StagedSparkTable.abortStagedChanges() was an empty // TODO: clean up. Spark calls it to roll back an atomic CTAS/RTAS, and it is also used by the snapshot/migrate actions. Iceberg's internal transaction cleanup only runs when commitTransaction() is actually invoked and then fails. When a failure happens after the staged write but before commitStagedChanges() is called (for example, SnapshotTableSparkAction/MigrateTableSparkAction failing while importing data, or an interrupted CTAS), nothing cleaned the manifest list and manifests already written into the uncommitted transaction. For a staged CREATE the table is never registered, so those orphans have no table metadata pointing at them and are unreachable by removeOrphanFiles — they leak permanently.

Changes

  • Add a best-effort default void abortTransaction() to the Transaction API. The default is a documented no-op, so existing implementations are unaffected.
  • Override it in BaseTransaction to run the existing cleanUp() (cleanAllUpdates() + deleteUncommittedFiles()) — the same cleanup Iceberg already performs when a create/replace transaction's own commit fails.
  • Delegate it in CommitCallbackTransaction; the post-commit callback is intentionally not run on abort.
  • Wire StagedSparkTable.abortStagedChanges() to transaction.abortTransaction() in all supported Spark versions (3.4, 3.5, 4.0, 4.1).
  • Add the corresponding java.method.addedToInterface entry to .palantir/revapi.yml.

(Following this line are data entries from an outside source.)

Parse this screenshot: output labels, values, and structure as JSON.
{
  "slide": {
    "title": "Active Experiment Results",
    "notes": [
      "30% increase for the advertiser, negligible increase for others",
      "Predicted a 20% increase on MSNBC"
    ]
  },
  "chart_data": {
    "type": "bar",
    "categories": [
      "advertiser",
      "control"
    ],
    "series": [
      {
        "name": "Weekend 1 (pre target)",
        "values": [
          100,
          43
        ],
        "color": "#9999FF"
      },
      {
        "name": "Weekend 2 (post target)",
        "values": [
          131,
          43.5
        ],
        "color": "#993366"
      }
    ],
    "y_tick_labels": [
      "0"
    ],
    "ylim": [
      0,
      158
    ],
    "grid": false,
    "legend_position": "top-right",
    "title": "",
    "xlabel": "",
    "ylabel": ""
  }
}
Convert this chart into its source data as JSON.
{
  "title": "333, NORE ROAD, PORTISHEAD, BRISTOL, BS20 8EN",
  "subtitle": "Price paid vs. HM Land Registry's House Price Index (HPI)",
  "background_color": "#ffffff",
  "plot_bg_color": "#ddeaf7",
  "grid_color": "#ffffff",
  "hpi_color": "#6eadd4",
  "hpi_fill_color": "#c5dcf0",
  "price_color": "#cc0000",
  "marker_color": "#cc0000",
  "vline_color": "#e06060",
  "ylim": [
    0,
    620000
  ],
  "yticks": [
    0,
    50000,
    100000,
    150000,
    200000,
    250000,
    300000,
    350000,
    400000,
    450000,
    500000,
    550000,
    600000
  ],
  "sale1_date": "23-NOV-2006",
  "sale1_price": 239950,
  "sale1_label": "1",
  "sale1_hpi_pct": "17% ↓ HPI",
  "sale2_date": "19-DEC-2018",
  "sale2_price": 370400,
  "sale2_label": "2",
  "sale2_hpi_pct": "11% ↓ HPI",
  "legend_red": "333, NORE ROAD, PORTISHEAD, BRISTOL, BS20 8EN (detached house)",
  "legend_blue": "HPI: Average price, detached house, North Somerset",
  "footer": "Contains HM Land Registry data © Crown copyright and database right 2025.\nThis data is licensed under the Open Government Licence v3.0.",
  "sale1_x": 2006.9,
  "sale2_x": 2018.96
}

A no-op default (rather than throwing) is used because abortTransaction() runs from catch/finally blocks where a secondary exception would mask the original failure. The underlying deletion is already best-effort and idempotent (CatalogUtil.deleteFile swallows NotFoundException, cleanAllUpdates() suppresses failures), so calling abort after a failed commitStagedChanges() is safe.

Out of scope

Executor-written data files in the write-succeeds-then-commit-fails path are not deleted here. That matches Iceberg's existing create-transaction behavior, and those files are handled by SparkWrite.abort() on write-job failure.

Testing

  • New abort case in core TestCreateTransaction (runs across all format-version templates): stages a create transaction, performs an append, asserts the manifest and manifest list exist, calls abortTransaction(), asserts they are removed and the table is not created, and verifies a second abortTransaction() does not throw.
  • New byte-identical TestStagedSparkTable added to all four Spark version trees: stages a CREATE via SparkCatalog.stageCreate, routes an append into the staged transaction, calls abortStagedChanges(), and asserts the uncommitted manifest/manifest-list files are deleted and the table is not created. The session-catalog parameterization is skipped (it produces RollbackStagedTable, not StagedSparkTable). Per Spark version: 3 configs (hive/hadoop/rest) pass, 1 skipped, 0 failures.
  • ./gradlew revApiCheck, spotlessApply -DallModules, and the tests above all pass.

🤖 Generated with Claude Code

StagedSparkTable.abortStagedChanges() was an empty `// TODO: clean up`, so when an atomic CTAS/RTAS (or the snapshot/migrate actions) failed after the staged write but before commitStagedChanges(), the manifest list and manifests already written into the uncommitted transaction were leaked. For a staged CREATE the table is never registered, so those orphans are unreachable by removeOrphanFiles and leak permanently.

This adds a best-effort `default void abortTransaction()` to the Transaction API, overridden in BaseTransaction to run the existing cleanUp() (cleanAllUpdates() + deleteUncommittedFiles()) and delegated by CommitCallbackTransaction. StagedSparkTable.abortStagedChanges() now calls it across all supported Spark versions (3.4, 3.5, 4.0, 4.1). The default is a no-op rather than throwing because abort runs from catch/finally blocks where a secondary exception would mask the original failure; the underlying deletion is already best-effort and idempotent, so calling abort after a failed commit is safe.

Out of scope (unchanged, pre-existing): executor-written data files in the write-succeeds-then-commit-fails path, which match Iceberg's existing create-transaction behavior and are handled by SparkWrite.abort() on write-job failure.

Tests: a new abort case in core TestCreateTransaction, and a byte-identical TestStagedSparkTable added to all four Spark version trees.